During the onslaught, which lasted two years, a UCLA scientist with small children informed protesters he had stopped doing animal research.
"Effective immediately, I am no longer doing animal research," vision researcher Dario Ringach wrote in an e-mail. "Please don't bother my family anymore."
Though no one has been seriously hurt since the jump in home protests, the attacks have drawn the attention of the FBI. The agency has broad authority to investigate animal rights incidents under the Animal Enterprise Terrorism Act of 2006.
"We consider this to be a serious problem, especially when people's lives are being disrupted," said agent David Strange, who oversees a domestic counterterrorism squad at the FBI's Oakland office. "We call it terrorism because it is a violent act violating federal criminal laws that has a political or social motivation to it."

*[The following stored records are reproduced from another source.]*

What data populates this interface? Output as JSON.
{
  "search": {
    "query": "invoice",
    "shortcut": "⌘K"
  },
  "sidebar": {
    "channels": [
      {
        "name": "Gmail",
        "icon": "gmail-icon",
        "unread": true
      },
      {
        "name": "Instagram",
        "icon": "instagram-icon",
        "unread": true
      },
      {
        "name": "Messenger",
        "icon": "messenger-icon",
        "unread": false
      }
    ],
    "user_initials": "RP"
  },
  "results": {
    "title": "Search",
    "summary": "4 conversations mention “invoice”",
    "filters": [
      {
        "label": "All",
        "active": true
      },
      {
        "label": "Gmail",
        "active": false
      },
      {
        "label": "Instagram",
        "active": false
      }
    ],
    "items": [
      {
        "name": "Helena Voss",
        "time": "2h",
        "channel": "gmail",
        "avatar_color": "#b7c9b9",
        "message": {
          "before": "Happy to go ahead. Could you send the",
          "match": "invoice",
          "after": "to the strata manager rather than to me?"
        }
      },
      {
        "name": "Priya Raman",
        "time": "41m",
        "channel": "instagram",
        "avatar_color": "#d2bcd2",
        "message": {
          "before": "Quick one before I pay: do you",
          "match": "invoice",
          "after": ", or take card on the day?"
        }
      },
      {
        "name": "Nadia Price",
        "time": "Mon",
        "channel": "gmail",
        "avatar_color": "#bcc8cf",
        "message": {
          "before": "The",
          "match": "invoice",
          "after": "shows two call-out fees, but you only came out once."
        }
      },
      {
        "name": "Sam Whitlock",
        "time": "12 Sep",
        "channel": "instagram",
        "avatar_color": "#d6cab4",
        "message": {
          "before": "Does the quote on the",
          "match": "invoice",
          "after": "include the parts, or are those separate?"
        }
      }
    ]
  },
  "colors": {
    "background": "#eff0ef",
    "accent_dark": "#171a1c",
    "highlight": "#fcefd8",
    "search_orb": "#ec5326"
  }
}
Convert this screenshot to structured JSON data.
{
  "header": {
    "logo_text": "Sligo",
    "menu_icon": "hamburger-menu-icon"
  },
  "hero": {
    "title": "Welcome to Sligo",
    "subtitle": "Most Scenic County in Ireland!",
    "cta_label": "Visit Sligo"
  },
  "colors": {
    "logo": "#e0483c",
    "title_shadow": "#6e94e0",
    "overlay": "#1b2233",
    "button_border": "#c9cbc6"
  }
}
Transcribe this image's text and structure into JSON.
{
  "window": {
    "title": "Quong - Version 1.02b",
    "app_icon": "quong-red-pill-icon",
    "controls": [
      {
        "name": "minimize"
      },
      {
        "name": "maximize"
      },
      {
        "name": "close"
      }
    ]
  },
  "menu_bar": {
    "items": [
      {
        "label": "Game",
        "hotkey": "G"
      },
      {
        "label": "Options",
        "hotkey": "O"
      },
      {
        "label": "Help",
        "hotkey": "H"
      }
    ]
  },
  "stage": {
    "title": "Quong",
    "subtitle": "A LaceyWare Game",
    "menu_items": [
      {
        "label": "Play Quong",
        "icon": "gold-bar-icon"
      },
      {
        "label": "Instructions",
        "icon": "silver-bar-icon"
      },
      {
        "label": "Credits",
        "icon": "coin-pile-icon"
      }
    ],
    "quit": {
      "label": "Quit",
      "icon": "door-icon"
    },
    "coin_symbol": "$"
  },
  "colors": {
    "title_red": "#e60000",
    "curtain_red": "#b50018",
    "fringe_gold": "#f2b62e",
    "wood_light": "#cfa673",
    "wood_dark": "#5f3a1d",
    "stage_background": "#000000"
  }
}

Six members of a Philadelphia-based organization were sentenced to federal prison after they and the group itself were convicted in 2006 of using a Web site to incite threats, harassment and vandalism against people connected with a company that tests drugs and household products on animals.
But otherwise, few activists have been prosecuted, because of free speech concerns and the movement's extreme secrecy.
Recently, federal investigators joined a probe into an alleged February assault against the husband of a University of California, Santa Cruz breast-cancer researcher who experiments on mice. Police said masked activists pounded on the family's front door during a birthday party for their young daughter, and one threw a punch when the husband tried to force them to leave.
Afterward, UC Santa Cruz Chancellor George Blumenthal backed a proposed state law that would limit activists' access to public information about animal experiments. Blumenthal called acts against animal researchers "the greatest threat to academic freedom that I've seen in the history of this campus."
Activists say researchers drill holes into the skulls of monkeys and cats in pursuit of esoteric discoveries that will never help anyone.
But scientists say every effort is made to minimize the suffering of animals used in experiments. Rigorous government and university regulations provide detailed protocols for the humane treatment of lab animals. And scientists must show they have exhausted all other options to obtain data before they turn to animals as test subjects.
In Kordower's work, drugs are used to induce symptoms of Parkinson's in monkeys, which are then given experimental treatments. Afterward, the monkeys are anesthetized and killed and their brains dissected. The research, says Kordower, director of neurobiology at Rush University in Chicago, has led to clinical trials for promising genetic therapies to treat Parkinson's.
Kordower has not faced attacks or protests. University of Utah neuroscientist Audie Leventhal has.
The Animal Liberation Front claimed responsibility for dousing a home owned by Leventhal with glass-eating acid and covering it with animal rights slogans. Leventhal estimated the damage at $20,000. At another home, the group claimed responsibility for putting glue in the house's locks and pouring salt to destroy the front lawn.
Leventhal said he will never abandon his research into the effects of aging on the brain. In Leventhal's experiments, anesthetized monkeys are paralyzed, put on life support and shown flashing patterns on a screen as implanted sensors measure brain activity.
"Even if I retire, I'm going to tell them I didn't retire," said the 56-year-old scientist. "There's no way they're winning."
Still, he said, he has mostly been living out of state since the protests began two years ago. He said he refuses to teach classes to avoid having a fixed time and place where activists can find him. His wife got so scared after activists scaled the gate at their home in a Salt Lake City suburb that she bought a gun, Leventhal said.
"I can see what they've done to me -- if it gets enough publicity -- preventing people with half a brain in graduate school from doing what I do," he said.